彼女と猫と、ウサギ。

@-ndA0lightsy

彼女と猫と、ウサギ。

 二〇二五年、大晦日。

 澄んだ夜空を見上げ、彼女は一人、白い息を吐く。

 いくつもの星々が白く瞬き、規則正しく点滅する飛行機の往来が見える。

 カフェオレ色の大判マフラーを巻き直し、閑散とした住宅街を歩く。

 アスファルトへ触れる靴音が、凍てつく空間へ鋭く反響する。

 都会から遠く離れた、しかし駅近にあるこの場所へ人影は見られない。その代わり、夕食時である家々の窓から、笑顔が垣間見え、優しい光が溢れ出ている。

 見慣れた光景を横目に、売れない作家は歩き続ける。

 

 住宅街から少し離れた、小さなベランダ付きアパートの二階。そこが彼女の帰る場所である。
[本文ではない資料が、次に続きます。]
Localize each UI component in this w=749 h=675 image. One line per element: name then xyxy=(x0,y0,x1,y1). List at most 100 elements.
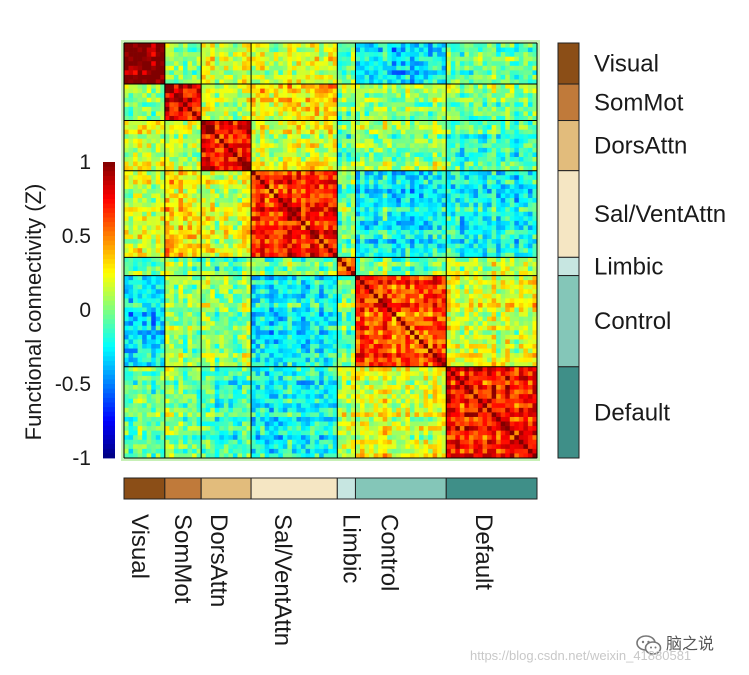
matrix-cell xyxy=(183,102,188,108)
matrix-cell xyxy=(355,257,361,263)
matrix-cell xyxy=(260,161,266,167)
matrix-cell xyxy=(387,175,393,181)
matrix-cell xyxy=(223,129,229,135)
matrix-cell xyxy=(137,243,143,249)
matrix-cell xyxy=(419,43,424,48)
matrix-cell xyxy=(237,248,243,254)
matrix-cell xyxy=(514,179,520,185)
matrix-cell xyxy=(332,175,338,181)
matrix-cell xyxy=(160,257,166,263)
matrix-cell xyxy=(414,225,420,231)
matrix-cell xyxy=(164,261,170,267)
matrix-cell xyxy=(496,74,502,80)
matrix-cell xyxy=(278,202,284,208)
matrix-cell xyxy=(260,271,266,276)
matrix-cell xyxy=(473,239,479,245)
matrix-cell xyxy=(246,289,252,295)
matrix-cell xyxy=(223,70,229,76)
matrix-cell xyxy=(364,134,370,140)
matrix-cell xyxy=(128,157,134,162)
matrix-cell xyxy=(160,84,166,89)
matrix-cell xyxy=(473,234,479,240)
matrix-cell xyxy=(192,289,197,295)
matrix-cell xyxy=(518,193,524,199)
matrix-cell xyxy=(459,252,465,258)
matrix-cell xyxy=(355,239,361,245)
matrix-cell xyxy=(246,61,252,67)
matrix-cell xyxy=(473,184,479,190)
matrix-cell xyxy=(468,52,474,58)
matrix-cell xyxy=(264,102,270,108)
matrix-cell xyxy=(355,47,361,53)
matrix-cell xyxy=(346,280,352,286)
matrix-cell xyxy=(237,193,243,199)
matrix-cell xyxy=(505,248,511,254)
matrix-cell xyxy=(355,61,361,67)
matrix-cell xyxy=(532,125,538,130)
matrix-cell xyxy=(287,234,293,240)
matrix-cell xyxy=(450,193,456,199)
matrix-cell xyxy=(133,252,138,258)
matrix-cell xyxy=(328,271,334,276)
matrix-cell xyxy=(437,152,443,158)
matrix-cell xyxy=(310,125,315,130)
matrix-cell xyxy=(428,79,433,85)
matrix-cell xyxy=(441,202,447,208)
matrix-cell xyxy=(487,275,492,281)
matrix-cell xyxy=(251,70,256,76)
matrix-cell xyxy=(219,161,225,167)
matrix-cell xyxy=(432,88,438,94)
matrix-cell xyxy=(192,157,197,162)
matrix-cell xyxy=(468,207,474,213)
matrix-cell xyxy=(360,93,365,99)
matrix-cell xyxy=(269,97,275,103)
matrix-cell xyxy=(482,220,488,226)
matrix-cell xyxy=(232,166,238,172)
matrix-cell xyxy=(319,220,325,226)
matrix-cell xyxy=(441,198,447,203)
matrix-cell xyxy=(360,275,365,281)
matrix-cell xyxy=(237,184,243,190)
matrix-cell xyxy=(482,161,488,167)
matrix-cell xyxy=(360,43,365,48)
matrix-cell xyxy=(350,138,356,144)
matrix-cell xyxy=(328,134,334,140)
matrix-cell xyxy=(146,175,152,181)
matrix-cell xyxy=(305,175,311,181)
matrix-cell xyxy=(459,52,465,58)
matrix-cell xyxy=(423,152,429,158)
matrix-cell xyxy=(400,280,406,286)
matrix-cell xyxy=(173,166,179,172)
matrix-cell xyxy=(378,147,384,153)
matrix-cell xyxy=(527,243,533,249)
matrix-cell xyxy=(500,175,506,181)
matrix-cell xyxy=(146,106,152,112)
matrix-cell xyxy=(210,74,216,80)
matrix-cell xyxy=(232,84,238,89)
matrix-cell xyxy=(287,289,293,295)
matrix-cell xyxy=(473,65,479,71)
matrix-cell xyxy=(373,125,379,130)
matrix-cell xyxy=(232,252,238,258)
matrix-cell xyxy=(142,47,148,53)
matrix-cell xyxy=(405,61,411,67)
matrix-cell xyxy=(228,248,234,254)
matrix-cell xyxy=(291,170,297,176)
matrix-cell xyxy=(183,52,188,58)
matrix-cell xyxy=(133,207,138,213)
matrix-cell xyxy=(478,147,483,153)
matrix-cell xyxy=(273,79,279,85)
matrix-cell xyxy=(242,220,247,226)
matrix-cell xyxy=(164,115,170,121)
matrix-cell xyxy=(164,239,170,245)
matrix-cell xyxy=(169,216,175,222)
matrix-cell xyxy=(242,65,247,71)
matrix-cell xyxy=(437,61,443,67)
matrix-cell xyxy=(378,61,384,67)
matrix-cell xyxy=(478,257,483,263)
matrix-cell xyxy=(496,111,502,117)
matrix-cell xyxy=(382,170,388,176)
matrix-cell xyxy=(378,271,384,276)
matrix-cell xyxy=(419,152,424,158)
matrix-cell xyxy=(301,79,306,85)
 鍵を差し込み扉を開ける。数日前から点けたままのエアコンが、既に部屋を暖めている。

 ムートンブーツを脱ぐと同時に、主人の帰宅に気づいたハチワレ猫が奥の部屋から、あくびをしながら近づいてくる。

 手を洗い、丈の長いキルティングコートをポールハンガーへ掛けると、視界の先に映る小さなワークデスクへ腰かける。

 六年ほど使い続けているノートパソコン。スリープを解除すると同時に画面へ表示されたのは、とある小説執筆アプリだった。

 書きかけの長編小説が、テキストカーソルの点滅と共に佇んでいる。

 自動給餌機の作動音が鳴る。飼い猫は、音に誘われるよう、彼女の足元から静かに離れる。

 文字を打つ彼女。しかしその内容はどうも、本意ではないらしい。

 暫くして筆が止まった頃、表示されているタスクバーの上に、半透明のウサギがひょっこりと現れる。

 彼女はマウスポインターでそれに触れようとする。しかしウサギは液体のように形を変えて、跳ねながら、揺れながら、うまく体をしならせ逃げ回る。

 何度もそんなことを繰り返しているうちに、彼女の意識は、描くべき世界の輪郭を徐々に捉えつつあった。

 ウサギは何も話さない。画面上で迷いなく打ち込まれる文字をよそに、しかし、気にする素振りは見せる。

 

 文字を打ち込む指先は、止まることを知らない。タイピング音、そして猫のいびきだけが聞こえるこの空間は、暖かいままである。


 時間を忘れるほど没入していた彼女はふと、画面右下を見る。

 あと数分で、新年を迎える。

 ウサギはそんな彼女を、何年も前から画面の中で見守り続けていた。